Christian: One of the things we’re doing differently at Draft is that each person is responsible for all media, not just online. You’re exactly right, in some ways us agency folk are lazy, and we need the technology providers to come in and show us how to do things better. If I’m doing 20 things on a daily basis and you’re marking off one of them, then I’m going to be grateful for your help. I need to be able to play with all of you in the same realm but understand that what FrontPorch is telling me is the same as what Acerno is telling me. It needs to be standardized in some way.
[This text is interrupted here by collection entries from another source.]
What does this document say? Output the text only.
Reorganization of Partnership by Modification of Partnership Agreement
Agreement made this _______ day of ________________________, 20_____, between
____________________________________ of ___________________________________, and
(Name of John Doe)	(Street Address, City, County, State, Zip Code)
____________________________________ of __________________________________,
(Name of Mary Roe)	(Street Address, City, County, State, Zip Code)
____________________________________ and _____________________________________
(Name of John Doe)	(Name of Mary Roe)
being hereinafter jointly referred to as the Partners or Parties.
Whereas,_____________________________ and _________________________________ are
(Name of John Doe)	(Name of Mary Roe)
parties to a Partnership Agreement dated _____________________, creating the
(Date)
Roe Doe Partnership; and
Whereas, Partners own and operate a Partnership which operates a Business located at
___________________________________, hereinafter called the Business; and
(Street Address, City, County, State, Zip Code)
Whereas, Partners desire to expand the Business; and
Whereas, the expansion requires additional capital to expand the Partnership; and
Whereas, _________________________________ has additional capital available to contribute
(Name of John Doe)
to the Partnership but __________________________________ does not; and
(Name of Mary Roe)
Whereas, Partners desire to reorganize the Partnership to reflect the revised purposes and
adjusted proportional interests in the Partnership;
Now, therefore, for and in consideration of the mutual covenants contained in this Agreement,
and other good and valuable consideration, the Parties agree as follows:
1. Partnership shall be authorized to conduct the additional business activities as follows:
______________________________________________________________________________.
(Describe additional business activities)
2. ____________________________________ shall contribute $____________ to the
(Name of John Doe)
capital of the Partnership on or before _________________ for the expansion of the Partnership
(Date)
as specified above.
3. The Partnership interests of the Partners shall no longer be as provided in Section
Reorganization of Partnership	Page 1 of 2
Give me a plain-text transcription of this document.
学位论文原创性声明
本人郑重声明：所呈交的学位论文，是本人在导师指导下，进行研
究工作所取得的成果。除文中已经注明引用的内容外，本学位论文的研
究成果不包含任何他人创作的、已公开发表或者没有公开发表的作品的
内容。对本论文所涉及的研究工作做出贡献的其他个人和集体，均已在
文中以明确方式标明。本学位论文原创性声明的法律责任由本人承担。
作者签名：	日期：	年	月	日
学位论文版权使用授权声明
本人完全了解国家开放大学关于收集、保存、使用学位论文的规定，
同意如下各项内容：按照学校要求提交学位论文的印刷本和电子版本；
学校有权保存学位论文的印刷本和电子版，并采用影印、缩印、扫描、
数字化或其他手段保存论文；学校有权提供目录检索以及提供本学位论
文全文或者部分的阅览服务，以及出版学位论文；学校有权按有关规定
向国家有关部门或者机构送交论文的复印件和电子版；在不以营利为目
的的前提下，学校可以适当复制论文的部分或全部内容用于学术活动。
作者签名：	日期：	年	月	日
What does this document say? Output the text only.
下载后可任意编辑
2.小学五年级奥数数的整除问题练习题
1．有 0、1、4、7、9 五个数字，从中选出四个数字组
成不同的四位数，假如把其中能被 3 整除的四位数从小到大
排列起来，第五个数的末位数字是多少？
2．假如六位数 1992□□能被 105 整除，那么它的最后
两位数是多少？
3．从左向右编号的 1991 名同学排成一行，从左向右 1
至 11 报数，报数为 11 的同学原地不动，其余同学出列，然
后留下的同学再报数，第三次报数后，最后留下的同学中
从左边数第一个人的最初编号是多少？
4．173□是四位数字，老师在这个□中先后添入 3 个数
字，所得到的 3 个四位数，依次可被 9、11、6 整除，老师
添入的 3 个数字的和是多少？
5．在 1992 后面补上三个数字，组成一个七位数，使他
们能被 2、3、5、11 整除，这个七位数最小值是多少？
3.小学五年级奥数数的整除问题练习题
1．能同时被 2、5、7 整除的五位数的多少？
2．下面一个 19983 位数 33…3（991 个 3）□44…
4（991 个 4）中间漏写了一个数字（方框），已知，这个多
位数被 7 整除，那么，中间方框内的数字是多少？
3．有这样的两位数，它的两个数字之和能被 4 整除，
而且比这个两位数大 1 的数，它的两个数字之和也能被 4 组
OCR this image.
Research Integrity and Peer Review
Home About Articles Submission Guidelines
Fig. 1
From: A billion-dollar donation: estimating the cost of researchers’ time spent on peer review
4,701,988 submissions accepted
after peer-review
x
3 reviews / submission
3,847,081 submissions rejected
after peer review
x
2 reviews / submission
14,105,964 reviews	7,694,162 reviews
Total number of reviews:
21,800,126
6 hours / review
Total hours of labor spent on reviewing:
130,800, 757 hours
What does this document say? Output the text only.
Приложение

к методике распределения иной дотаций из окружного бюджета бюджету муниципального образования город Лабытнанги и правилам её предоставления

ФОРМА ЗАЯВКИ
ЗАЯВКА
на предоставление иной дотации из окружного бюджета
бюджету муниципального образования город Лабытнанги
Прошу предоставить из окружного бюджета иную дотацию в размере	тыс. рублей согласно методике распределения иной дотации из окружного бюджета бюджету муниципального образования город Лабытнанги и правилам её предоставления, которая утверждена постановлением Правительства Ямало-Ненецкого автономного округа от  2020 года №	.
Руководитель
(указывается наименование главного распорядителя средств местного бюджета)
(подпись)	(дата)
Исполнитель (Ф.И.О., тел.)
We’ve now taken the group that’s typically been in charge of target audiences and melded that with media planning.

Eric: What the budgets are, what kind of data they have, what’s interesting for them, and how they want to learn — if I’m showing somebody data they’ve never seen before, it’s people that are actually interested in getting past the 1.0 display/click rate conversation.

Frost: Our folks have a very flexible audience management system to respond to the need of the client, then they can say, “Here’s the segment you said you wanted; is it working?” Being able to slice and dice that audience.

Bennett: It’s important to spend time with the Head of Research — those are people that we have conversations with where we can get a better picture of what kinds of datapoints our clients are looking for and we can present something more meaningful.

Christian: Much like search, behavioral targeting should have an evergreen campaign, where we are continually optimizing and learning. Most of you have mentioned the RFP process, but Google has already gotten past the RFP process. How do you get to that point? How do you help us to get to a point where this isn’t a project-by-project campaign, but rather a thing that you do?

Eric: As you get to a larger network, where is the bulk of media sales happening? It’s in the RFP, so you need to be able to intercept that.

(KC: I’m really missing a lot of what these guys are saying. They’re sentence structures are like German, where they go for a while before you know what the verb is, and sometimes they mumble the verb so I miss the whole sentence!)

Bennett: We respond to RFPs all the time, and the first thing we do is call and make sure the RFP is applicable to us as a network. In the old days it was a similar situation where they weren’t selling BT and the advertisers weren’t buying, and it took a while before 5-10-15% of the buy was allocated to behavior. I don’t see behavioral targeting or any specific form of targeting being a line item the way search is.